The use of a combined heat and power production (CHP) plant in a hospital is an excellent application of cogeneration systems, contributing to advanced energy efficiency and environmental protection. CHP and trigeneration systems achieve significant savings on the limited financial resources of hospitals, combining electric, heating and cooling load coverage with the benefits of clean-burning low carbon emission natural gas.
Hospitals by their nature consume a lot of energy in a number of forms including:
Electricity – required to power the lighting and equipment of the facility
Hot water – For cleaning & general use
Steam – For sterilization, cleaning
Cooling – For refrigeration, freezing and air conditioning systems.
Each of these energy forms of energy can be produced at high efficiency with the utilization of a CHP facility.
The trend of modern practice is the improvement of efficiency, not only for environmental but also for economic reasons. This can be achieved by improving the efficiency of fuel combustion in the engines and reducing the carbon emissions.
Separate electric supply from the city grid and heat production in oil burning boilers to cover the high demands of a hospital can lead to low energy efficiency, depletion of financial resources and environmental disturbance. Using CHP plants that utilize gas-burning internal combustion engines means that only one fuel source is purchased to achieve both the production of electric power and heat. That leads to high efficiency, fuel economy and thus minimum expenses.

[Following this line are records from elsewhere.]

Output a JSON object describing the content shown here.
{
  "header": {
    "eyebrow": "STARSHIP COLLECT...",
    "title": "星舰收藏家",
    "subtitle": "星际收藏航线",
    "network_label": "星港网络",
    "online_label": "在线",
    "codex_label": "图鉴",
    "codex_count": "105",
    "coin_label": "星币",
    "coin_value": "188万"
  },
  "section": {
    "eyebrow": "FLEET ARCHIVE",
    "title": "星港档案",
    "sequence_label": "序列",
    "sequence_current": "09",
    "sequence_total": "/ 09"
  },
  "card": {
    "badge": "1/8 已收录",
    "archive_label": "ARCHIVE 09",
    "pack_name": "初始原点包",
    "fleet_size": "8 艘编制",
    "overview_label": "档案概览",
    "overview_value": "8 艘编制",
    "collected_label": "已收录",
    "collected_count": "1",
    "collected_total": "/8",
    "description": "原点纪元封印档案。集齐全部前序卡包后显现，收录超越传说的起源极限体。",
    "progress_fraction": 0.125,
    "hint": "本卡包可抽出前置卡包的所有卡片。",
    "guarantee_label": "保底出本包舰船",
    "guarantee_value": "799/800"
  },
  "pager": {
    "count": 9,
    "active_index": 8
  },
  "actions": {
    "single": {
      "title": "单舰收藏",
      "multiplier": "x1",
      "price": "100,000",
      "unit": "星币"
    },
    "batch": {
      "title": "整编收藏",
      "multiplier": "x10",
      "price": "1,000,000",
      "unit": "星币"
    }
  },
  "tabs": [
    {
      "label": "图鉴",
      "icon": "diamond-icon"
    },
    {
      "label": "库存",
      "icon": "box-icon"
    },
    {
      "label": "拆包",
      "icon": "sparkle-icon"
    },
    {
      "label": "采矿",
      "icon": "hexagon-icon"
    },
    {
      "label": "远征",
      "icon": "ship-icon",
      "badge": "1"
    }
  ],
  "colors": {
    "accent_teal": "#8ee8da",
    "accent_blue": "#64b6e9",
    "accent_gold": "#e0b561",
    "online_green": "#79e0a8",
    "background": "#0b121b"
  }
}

The next step is a trigeneration system. This utilizes surplus heat to generate cold water in an absorption chiller. The conversion efficiency of a gas engine is very high (>90%) and therefore can result in long-term operational cost savings for the hospital.
The benefits of CHP in Hospitals
Energy savings compared to the separate purchase or production of electricity and heat.
Financial benefits that can be diverted to fund the infrastructure of the hospital.
Environmental benefits related to reduced carbon emissions.
Flexible technology that can be used to provide electricity, heating and cooling if required.